What is the goal of principal components analysis (PCA)?

a) To find clusters in the data.
b) To find a low-dimensional representation of the data that captures the maximum variance.
c) To find the mean of each feature in the data.
d) To find the correlation between features in the data.

In PCA, what is the relationship between the first principal component and the data points?

a) It is the line that minimizes the sum of squared distances to the data points.
b) It is the direction of maximum variance in the data.
c) It is the average of all data points.
d) It is the line that passes through the most data points.

Formally, the first principal component is the linear combination of features \( t_{i1} = \sum_{j=1}^p \phi_{j1} x_{ij} \) that solves which optimization problem?

a) \( \max \left\{ \frac{1}{n-1} \|X\phi_1\|^2 : \|\phi_1\|^2 = 1\right\} \)
b) \( \min \left\{ \frac{1}{n-1} \|X\phi_1\|^2 : \|\phi_1\|^2 = 1\right\} \)
c) \( \max \left\{ \frac{1}{n-1} \|X\phi_1\|^2 : \|\phi_1\|^2 \leq 1\right\} \)
d) \( \min \left\{ \frac{1}{n-1} \|X\phi_1\|^2 : \|\phi_1\|^2 \leq 1\right\} \)

The second principal component is uncorrelated with the first principal component, which means that:

a) \( \frac{1}{n-1}\sum_{i=1}^n t_{i1}t_{i2} = 0 \)
b) \( \frac{1}{n-1}\sum_{i=1}^n t_{i1}t_{i2} = 1 \)
c) \( \sum_{j=1}^p \phi_{j1}\phi_{j2} = 0 \)
d) \( \sum_{j=1}^p \phi_{j1}\phi_{j2} = 1 \)

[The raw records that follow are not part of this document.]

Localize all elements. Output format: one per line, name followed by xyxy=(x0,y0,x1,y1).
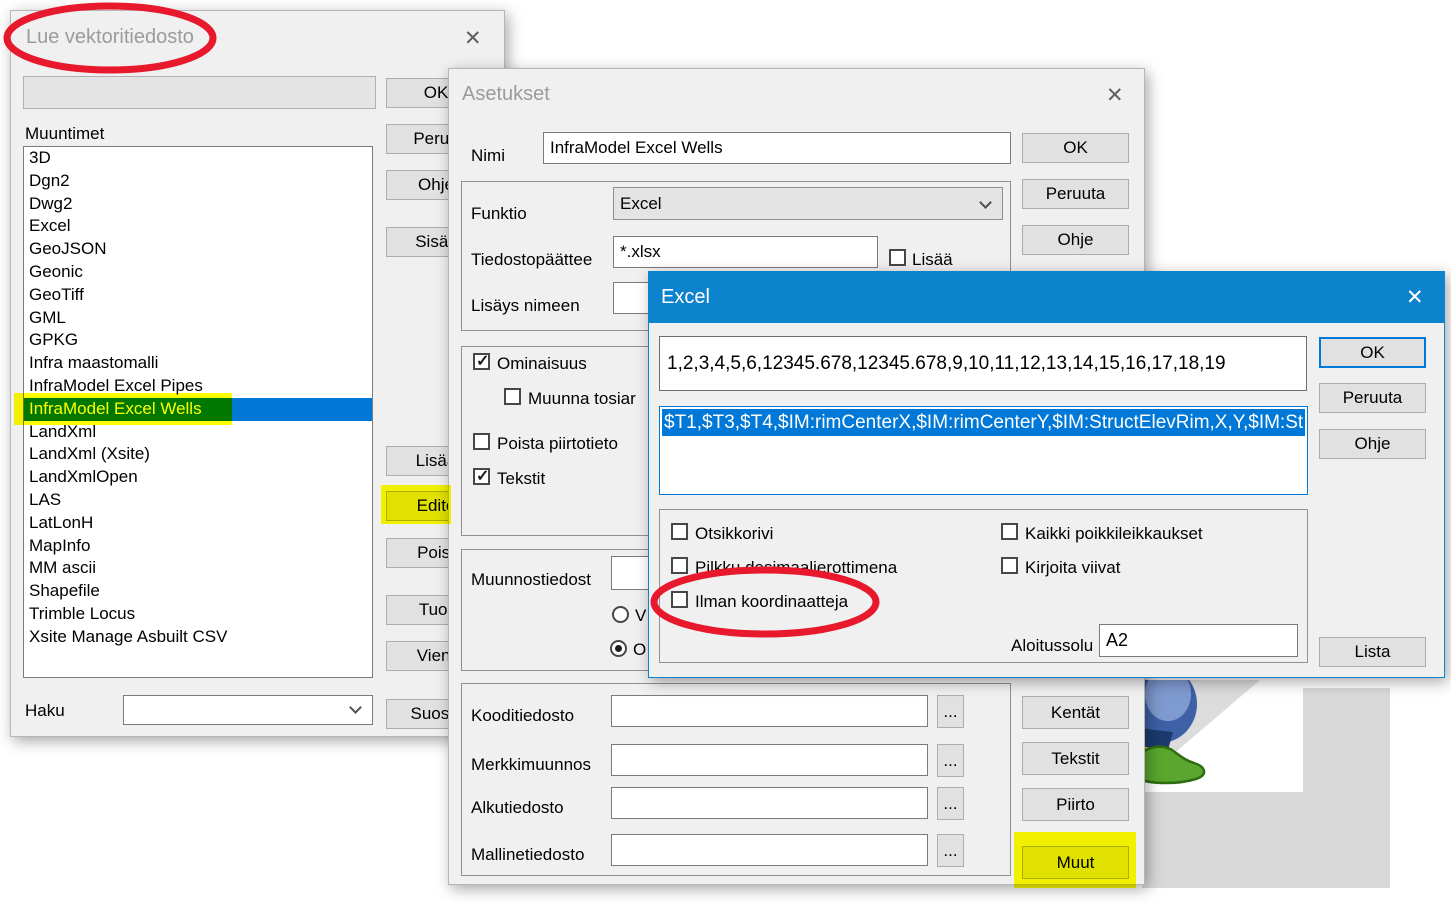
code-file-input[interactable] xyxy=(611,695,928,727)
converter-item[interactable]: Dwg2 xyxy=(24,193,372,216)
screenshot-root: Lue vektoritiedosto ✕ Muuntimet 3D Dgn2 … xyxy=(0,0,1451,909)
start-file-input[interactable] xyxy=(611,787,928,819)
char-conversion-label: Merkkimuunnos xyxy=(471,755,609,775)
cancel-button[interactable]: Peruuta xyxy=(1319,383,1426,413)
add-extension-checkbox-label: Lisää xyxy=(912,250,953,270)
no-coordinates-checkbox-label: Ilman koordinaatteja xyxy=(695,592,848,612)
close-icon[interactable]: ✕ xyxy=(464,28,482,49)
remove-drawinfo-checkbox-label: Poista piirtotieto xyxy=(497,434,618,454)
name-label: Nimi xyxy=(471,146,505,166)
name-suffix-label: Lisäys nimeen xyxy=(471,296,580,316)
converter-item[interactable]: LandXml (Xsite) xyxy=(24,443,372,466)
comma-decimal-checkbox[interactable] xyxy=(671,557,688,574)
add-extension-checkbox[interactable] xyxy=(889,249,906,266)
code-file-browse-button[interactable]: ... xyxy=(937,695,964,728)
converter-item[interactable]: Infra maastomalli xyxy=(24,352,372,375)
converter-item[interactable]: MapInfo xyxy=(24,535,372,558)
radio-o-label: O xyxy=(633,640,646,660)
remove-drawinfo-checkbox[interactable] xyxy=(473,433,490,450)
function-label: Funktio xyxy=(471,204,527,224)
converter-item[interactable]: Excel xyxy=(24,215,372,238)
dialog-title: Lue vektoritiedosto xyxy=(26,26,194,49)
template-file-browse-button[interactable]: ... xyxy=(937,834,964,867)
template-file-label: Mallinetiedosto xyxy=(471,845,584,865)
fields-selected-line: $T1,$T3,$T4,$IM:rimCenterX,$IM:rimCenter… xyxy=(662,409,1305,436)
convert-real-checkbox-label: Muunna tosiar xyxy=(528,389,636,409)
char-conversion-input[interactable] xyxy=(611,744,928,776)
template-file-input[interactable] xyxy=(611,834,928,866)
dialog-title: Excel xyxy=(661,286,710,309)
header-row-checkbox[interactable] xyxy=(671,523,688,540)
all-cross-sections-checkbox-label: Kaikki poikkileikkaukset xyxy=(1025,524,1203,544)
property-checkbox[interactable] xyxy=(473,353,490,370)
converter-item[interactable]: Trimble Locus xyxy=(24,603,372,626)
converter-item[interactable]: Dgn2 xyxy=(24,170,372,193)
extension-label: Tiedostopäättee xyxy=(471,250,611,270)
name-input[interactable] xyxy=(543,132,1011,164)
converters-list-label: Muuntimet xyxy=(25,124,104,144)
converter-item[interactable]: LandXmlOpen xyxy=(24,466,372,489)
texts-checkbox[interactable] xyxy=(473,468,490,485)
dialog-title: Asetukset xyxy=(462,83,550,106)
write-lines-checkbox-label: Kirjoita viivat xyxy=(1025,558,1120,578)
all-cross-sections-checkbox[interactable] xyxy=(1001,523,1018,540)
converter-item[interactable]: Geonic xyxy=(24,261,372,284)
list-button[interactable]: Lista xyxy=(1319,637,1426,667)
clipart-panel xyxy=(1142,680,1303,792)
converter-item[interactable]: Shapefile xyxy=(24,580,372,603)
columns-field-value: 1,2,3,4,5,6,12345.678,12345.678,9,10,11,… xyxy=(667,353,1226,375)
fields-button[interactable]: Kentät xyxy=(1022,696,1129,729)
conversion-file-label: Muunnostiedost xyxy=(471,570,609,590)
texts-checkbox-label: Tekstit xyxy=(497,469,545,489)
comma-decimal-checkbox-label: Pilkku desimaalierottimena xyxy=(695,558,897,578)
search-combobox[interactable] xyxy=(123,695,373,725)
converter-item[interactable]: LatLonH xyxy=(24,512,372,535)
excel-dialog: Excel ✕ 1,2,3,4,5,6,12345.678,12345.678,… xyxy=(648,271,1445,678)
close-icon[interactable]: ✕ xyxy=(1406,287,1424,308)
ok-button[interactable]: OK xyxy=(1022,133,1129,163)
converter-item[interactable]: GML xyxy=(24,307,372,330)
converter-item[interactable]: GPKG xyxy=(24,329,372,352)
filename-input[interactable] xyxy=(23,76,376,109)
converter-item[interactable]: Xsite Manage Asbuilt CSV xyxy=(24,626,372,649)
converter-item[interactable]: GeoJSON xyxy=(24,238,372,261)
search-label: Haku xyxy=(25,701,65,721)
start-cell-label: Aloitussolu xyxy=(1011,636,1093,656)
property-checkbox-label: Ominaisuus xyxy=(497,354,587,374)
radio-o[interactable] xyxy=(610,640,627,657)
cancel-button[interactable]: Peruuta xyxy=(1022,179,1129,209)
convert-real-checkbox[interactable] xyxy=(504,388,521,405)
highlight-other-button xyxy=(1014,832,1136,888)
function-dropdown[interactable]: Excel xyxy=(613,187,1003,220)
columns-field[interactable]: 1,2,3,4,5,6,12345.678,12345.678,9,10,11,… xyxy=(659,336,1307,391)
char-conversion-browse-button[interactable]: ... xyxy=(937,744,964,777)
radio-v[interactable] xyxy=(612,606,629,623)
start-file-label: Alkutiedosto xyxy=(471,798,564,818)
no-coordinates-checkbox[interactable] xyxy=(671,591,688,608)
close-icon[interactable]: ✕ xyxy=(1106,85,1124,106)
code-file-label: Kooditiedosto xyxy=(471,706,574,726)
excel-titlebar: Excel ✕ xyxy=(649,272,1444,323)
start-file-browse-button[interactable]: ... xyxy=(937,787,964,820)
extension-input[interactable] xyxy=(613,236,878,268)
ok-button[interactable]: OK xyxy=(1319,337,1426,368)
start-cell-input[interactable] xyxy=(1099,624,1298,657)
highlight-selected-converter xyxy=(14,393,232,425)
converter-item[interactable]: LAS xyxy=(24,489,372,512)
converter-item[interactable]: GeoTiff xyxy=(24,284,372,307)
radio-v-label: V xyxy=(635,606,646,626)
header-row-checkbox-label: Otsikkorivi xyxy=(695,524,773,544)
draw-button[interactable]: Piirto xyxy=(1022,788,1129,821)
write-lines-checkbox[interactable] xyxy=(1001,557,1018,574)
mascot-figure-image xyxy=(1142,680,1303,792)
converter-item[interactable]: MM ascii xyxy=(24,557,372,580)
help-button[interactable]: Ohje xyxy=(1319,429,1426,459)
fields-textarea[interactable]: $T1,$T3,$T4,$IM:rimCenterX,$IM:rimCenter… xyxy=(659,406,1308,495)
read-vector-file-dialog: Lue vektoritiedosto ✕ Muuntimet 3D Dgn2 … xyxy=(10,10,505,737)
help-button[interactable]: Ohje xyxy=(1022,225,1129,255)
highlight-edit-button xyxy=(381,485,451,524)
converter-item[interactable]: 3D xyxy=(24,147,372,170)
texts-button[interactable]: Tekstit xyxy=(1022,742,1129,775)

According to the lemma on uncorrelated principal components, the condition \( \frac{1}{n-1}\sum_{i=1}^n t_{i1}t_{i2} = 0 \) is equivalent to:

a) \( \langle t_1, t_2 \rangle = 0 \)
b) \( \langle X\phi_1, X\phi_2 \rangle = 0 \)
c) \( \langle \phi_1, \phi_2 \rangle = 0 \)
d) All of the above.

What is the relationship between the loadings in PCA and the singular vectors of the data matrix?

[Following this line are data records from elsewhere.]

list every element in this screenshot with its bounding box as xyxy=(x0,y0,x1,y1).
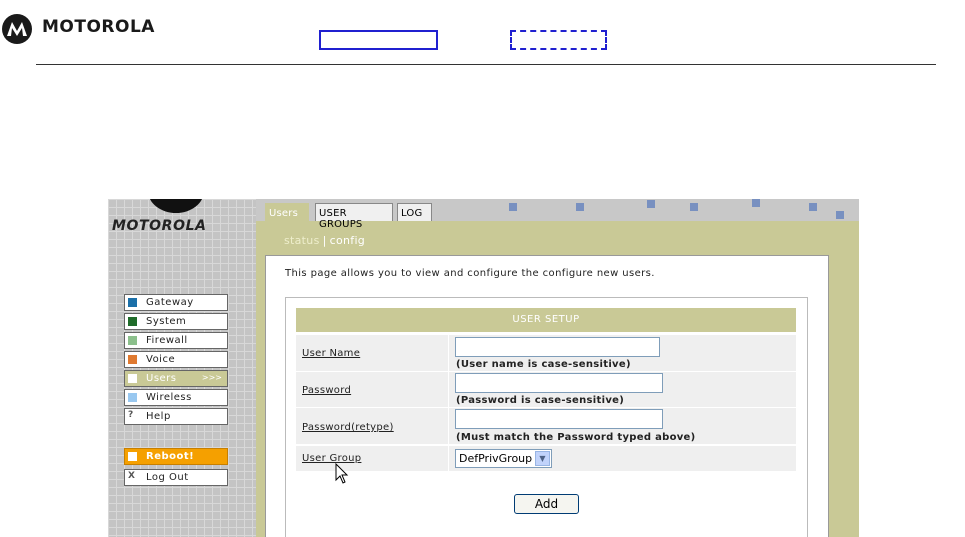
sidebar-logo-icon xyxy=(148,199,204,213)
password-retype-hint: (Must match the Password typed above) xyxy=(456,432,696,443)
sidebar-item-wireless[interactable]: Wireless xyxy=(124,389,228,406)
logout-button[interactable]: X Log Out xyxy=(124,469,228,486)
voice-icon xyxy=(128,355,137,364)
user-name-hint: (User name is case-sensitive) xyxy=(456,359,631,370)
header-placeholder-box xyxy=(319,30,438,50)
user-setup-form: USER SETUP User Name (User name is case-… xyxy=(285,297,808,537)
firewall-icon xyxy=(128,336,137,345)
sidebar-item-label: Help xyxy=(146,411,171,422)
password-row: Password (Password is case-sensitive) xyxy=(296,372,796,407)
row-divider xyxy=(448,335,449,371)
users-icon xyxy=(128,374,137,383)
user-group-selected-value: DefPrivGroup xyxy=(459,452,533,465)
sidebar-item-users[interactable]: Users >>> xyxy=(124,370,228,387)
gateway-icon xyxy=(128,298,137,307)
row-divider xyxy=(448,372,449,407)
header-brand: MOTOROLA xyxy=(42,17,155,37)
sidebar-item-label: Users xyxy=(146,373,177,384)
decorative-square xyxy=(836,211,844,219)
header-dashed-box xyxy=(510,30,607,50)
sidebar: MOTOROLA Gateway System Firewall Voice U… xyxy=(108,199,256,537)
motorola-logo-icon xyxy=(2,14,32,44)
chevron-down-icon[interactable]: ▼ xyxy=(535,451,550,466)
decorative-square xyxy=(809,203,817,211)
tab-users[interactable]: Users xyxy=(265,203,309,221)
sidebar-item-label: System xyxy=(146,316,187,327)
header-divider xyxy=(36,64,936,65)
decorative-square xyxy=(576,203,584,211)
sidebar-item-label: Firewall xyxy=(146,335,188,346)
reboot-label: Reboot! xyxy=(146,451,195,462)
password-label: Password xyxy=(302,385,352,396)
sidebar-item-label: Wireless xyxy=(146,392,192,403)
tab-user-groups[interactable]: USER GROUPS xyxy=(315,203,393,230)
user-name-row: User Name (User name is case-sensitive) xyxy=(296,335,796,371)
reboot-icon xyxy=(128,452,137,461)
form-title: USER SETUP xyxy=(296,308,796,332)
password-retype-label: Password(retype) xyxy=(302,422,394,433)
reboot-button[interactable]: Reboot! xyxy=(124,448,228,465)
add-button[interactable]: Add xyxy=(514,494,579,514)
decorative-square xyxy=(509,203,517,211)
password-input[interactable] xyxy=(455,373,663,393)
user-group-select[interactable]: DefPrivGroup ▼ xyxy=(455,449,552,468)
password-retype-row: Password(retype) (Must match the Passwor… xyxy=(296,408,796,444)
sidebar-item-help[interactable]: ? Help xyxy=(124,408,228,425)
subnav-separator: | xyxy=(322,234,327,247)
user-group-row: User Group DefPrivGroup ▼ xyxy=(296,446,796,471)
help-icon: ? xyxy=(128,410,134,420)
user-name-input[interactable] xyxy=(455,337,660,357)
password-hint: (Password is case-sensitive) xyxy=(456,395,625,406)
decorative-square xyxy=(752,199,760,207)
main-panel: This page allows you to view and configu… xyxy=(265,255,829,537)
sidebar-item-voice[interactable]: Voice xyxy=(124,351,228,368)
router-ui-frame: MOTOROLA Gateway System Firewall Voice U… xyxy=(108,199,859,537)
subnav-status-link[interactable]: status xyxy=(284,234,320,247)
system-icon xyxy=(128,317,137,326)
user-name-label: User Name xyxy=(302,348,361,359)
mouse-cursor-icon xyxy=(335,463,349,484)
sidebar-item-gateway[interactable]: Gateway xyxy=(124,294,228,311)
user-group-label: User Group xyxy=(302,453,362,464)
subnav: status | config xyxy=(284,234,365,247)
sidebar-item-system[interactable]: System xyxy=(124,313,228,330)
password-retype-input[interactable] xyxy=(455,409,663,429)
active-arrows-icon: >>> xyxy=(201,373,222,382)
sidebar-brand: MOTOROLA xyxy=(112,218,207,234)
logout-icon: X xyxy=(128,471,135,481)
decorative-square xyxy=(647,200,655,208)
sidebar-item-label: Voice xyxy=(146,354,176,365)
wireless-icon xyxy=(128,393,137,402)
tab-log[interactable]: LOG xyxy=(397,203,432,221)
page-description: This page allows you to view and configu… xyxy=(285,268,655,279)
subnav-config-link[interactable]: config xyxy=(330,234,365,247)
row-divider xyxy=(448,446,449,471)
logout-label: Log Out xyxy=(146,472,189,483)
decorative-square xyxy=(690,203,698,211)
sidebar-item-firewall[interactable]: Firewall xyxy=(124,332,228,349)
row-divider xyxy=(448,408,449,444)
sidebar-item-label: Gateway xyxy=(146,297,194,308)
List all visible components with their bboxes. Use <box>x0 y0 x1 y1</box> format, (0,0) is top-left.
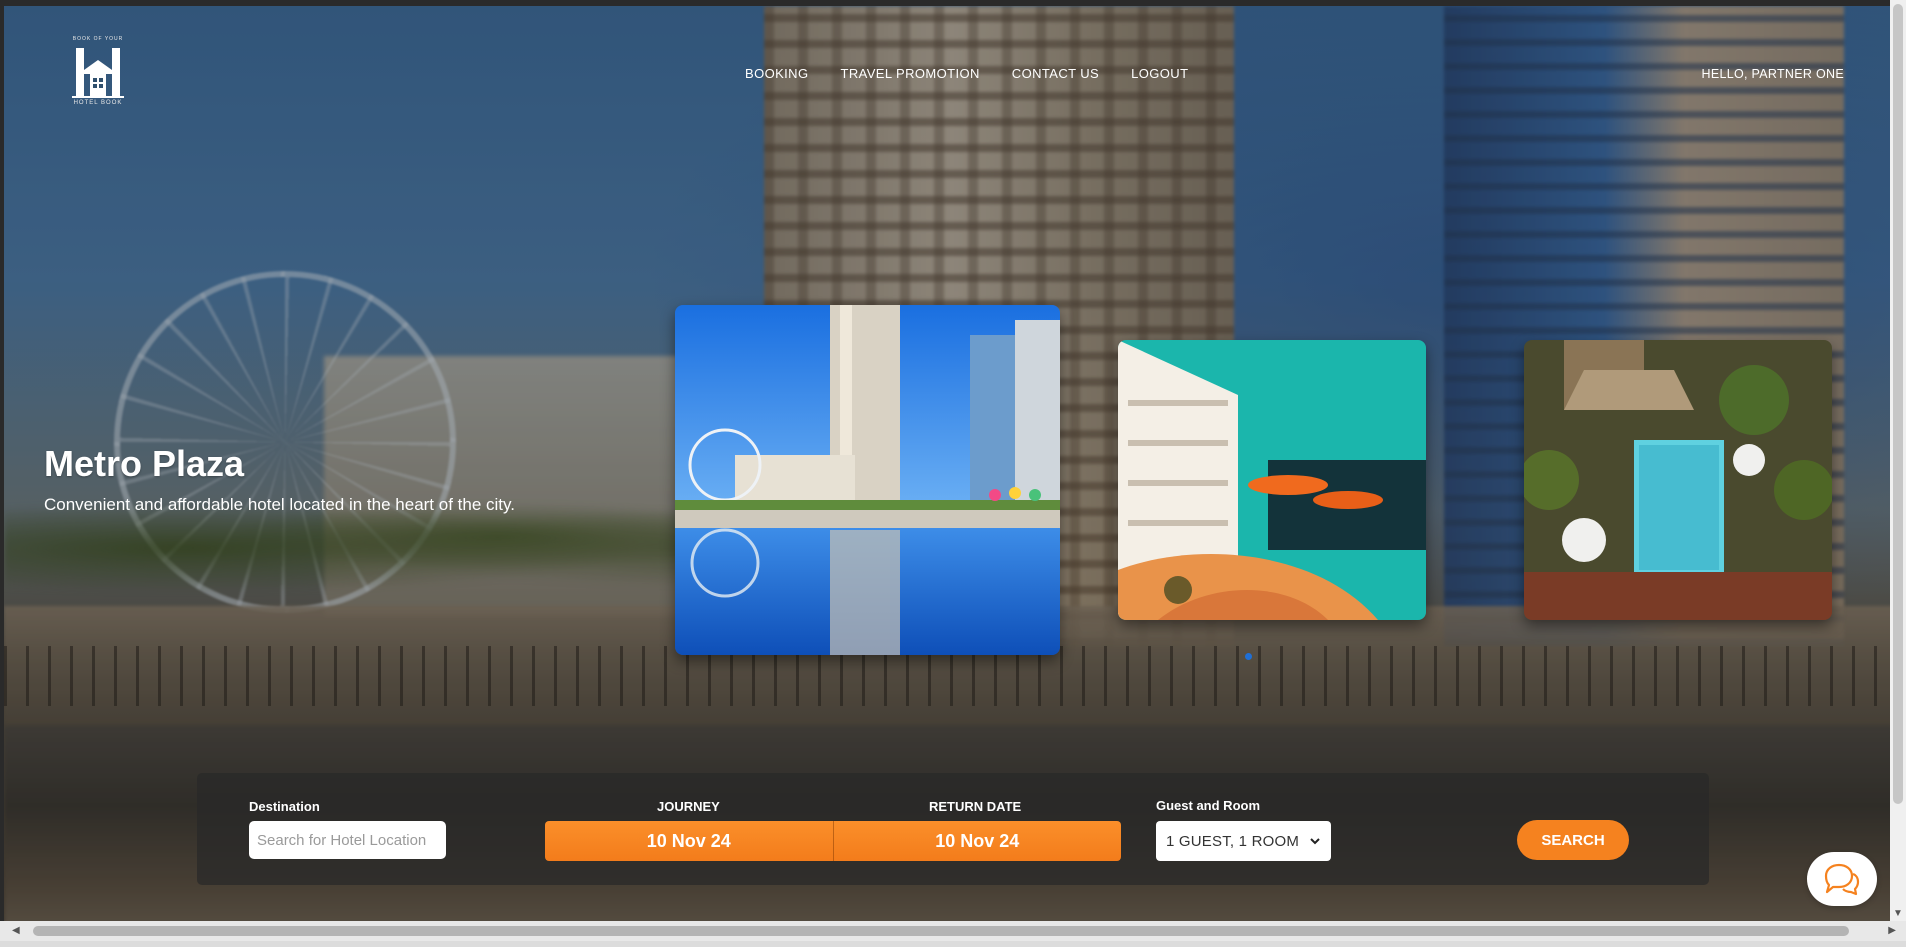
nav-logout[interactable]: LOGOUT <box>1131 66 1188 81</box>
scroll-left-arrow-icon[interactable]: ◀ <box>12 926 20 936</box>
site-logo[interactable]: BOOK OF YOUR HOTEL BOOK <box>68 36 128 112</box>
logo-name: HOTEL BOOK <box>73 100 123 106</box>
journey-date-field[interactable]: 10 Nov 24 <box>545 821 833 861</box>
hotel-title: Metro Plaza <box>44 443 245 484</box>
slide-image-city-waterfront <box>675 305 1060 655</box>
scroll-down-arrow-icon[interactable]: ▼ <box>1893 909 1903 919</box>
browser-viewport: BOOK OF YOUR HOTEL BOOK BOOKING TRAVEL P… <box>0 0 1906 947</box>
vertical-scrollbar-thumb[interactable] <box>1893 4 1903 804</box>
search-panel: Destination JOURNEY RETURN DATE 10 Nov 2… <box>197 773 1709 885</box>
vertical-scrollbar[interactable]: ▼ <box>1890 0 1906 921</box>
date-range-picker: 10 Nov 24 10 Nov 24 <box>545 821 1121 861</box>
horizontal-scrollbar[interactable]: ◀ ▶ <box>0 921 1906 941</box>
slider-dot-active[interactable] <box>1245 653 1252 660</box>
chevron-down-icon <box>1310 838 1320 845</box>
guest-room-label: Guest and Room <box>1156 798 1261 813</box>
search-button[interactable]: SEARCH <box>1517 820 1629 860</box>
guest-room-select[interactable]: 1 GUEST, 1 ROOM <box>1156 821 1331 861</box>
return-date-field[interactable]: 10 Nov 24 <box>832 821 1122 861</box>
slide-image-pool-aerial <box>1524 340 1832 620</box>
journey-label: JOURNEY <box>657 799 720 814</box>
hotel-description: Convenient and affordable hotel located … <box>44 495 515 514</box>
window-bottom-edge <box>0 941 1906 947</box>
return-date-label: RETURN DATE <box>929 799 1022 814</box>
slide-image-resort-terrace <box>1118 340 1426 620</box>
nav-travel-promotion[interactable]: TRAVEL PROMOTION <box>840 66 979 81</box>
nav-booking[interactable]: BOOKING <box>745 66 808 81</box>
horizontal-scrollbar-thumb[interactable] <box>33 926 1849 936</box>
hero-background: BOOK OF YOUR HOTEL BOOK BOOKING TRAVEL P… <box>4 6 1894 921</box>
logo-tagline: BOOK OF YOUR <box>72 36 124 42</box>
hotel-slide-card[interactable] <box>1118 340 1426 620</box>
destination-input[interactable] <box>249 821 446 859</box>
logo-h-house-icon <box>72 48 124 98</box>
hotel-slide-card[interactable] <box>1524 340 1832 620</box>
hotel-slide-card[interactable] <box>675 305 1060 655</box>
chat-button[interactable] <box>1807 852 1877 906</box>
scroll-right-arrow-icon[interactable]: ▶ <box>1888 926 1896 936</box>
nav-contact-us[interactable]: CONTACT US <box>1012 66 1099 81</box>
destination-label: Destination <box>249 799 320 814</box>
guest-room-value: 1 GUEST, 1 ROOM <box>1166 832 1300 850</box>
chat-bubbles-icon <box>1824 863 1860 896</box>
user-greeting[interactable]: HELLO, PARTNER ONE <box>1702 67 1844 81</box>
main-nav: BOOKING TRAVEL PROMOTION CONTACT US LOGO… <box>745 66 1188 81</box>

a) The loadings are the left singular vectors.
b) The loadings are the right singular vectors.
c) The loadings are the singular values.
d) There is no direct relationship between loadings and singular vectors.

What is the dimensionality of the matrix \( T \) in the principal component transformation \( T = XV^{(l)} \)?

a) \( n \times p \)
b) \( n \times l \)
c) \( l \times p \)
d) \( p \times l \)

If the data matrix \( X \) is \( n \times p \), what is the maximum number of principal components that can be computed?

a) \( n \)
b) \( p \)
c) \( \min(n, p) \)
d) \( \max(n, p) \)

In the numerical implementation of PCA, what is the purpose of the line ‘Y = X - mean’?

a) To standardize the data by dividing each column by its standard deviation.
b) To center the data by subtracting the mean of each column.
c) To normalize the data by dividing each row by its Euclidean norm.
d) To apply the SVD to the data matrix.

What is the purpose of centering the data in PCA?

a) To make the calculations easier.
b) To ensure the first principal component describes the direction of maximum variance.
c) To normalize the data.
d) To remove outliers.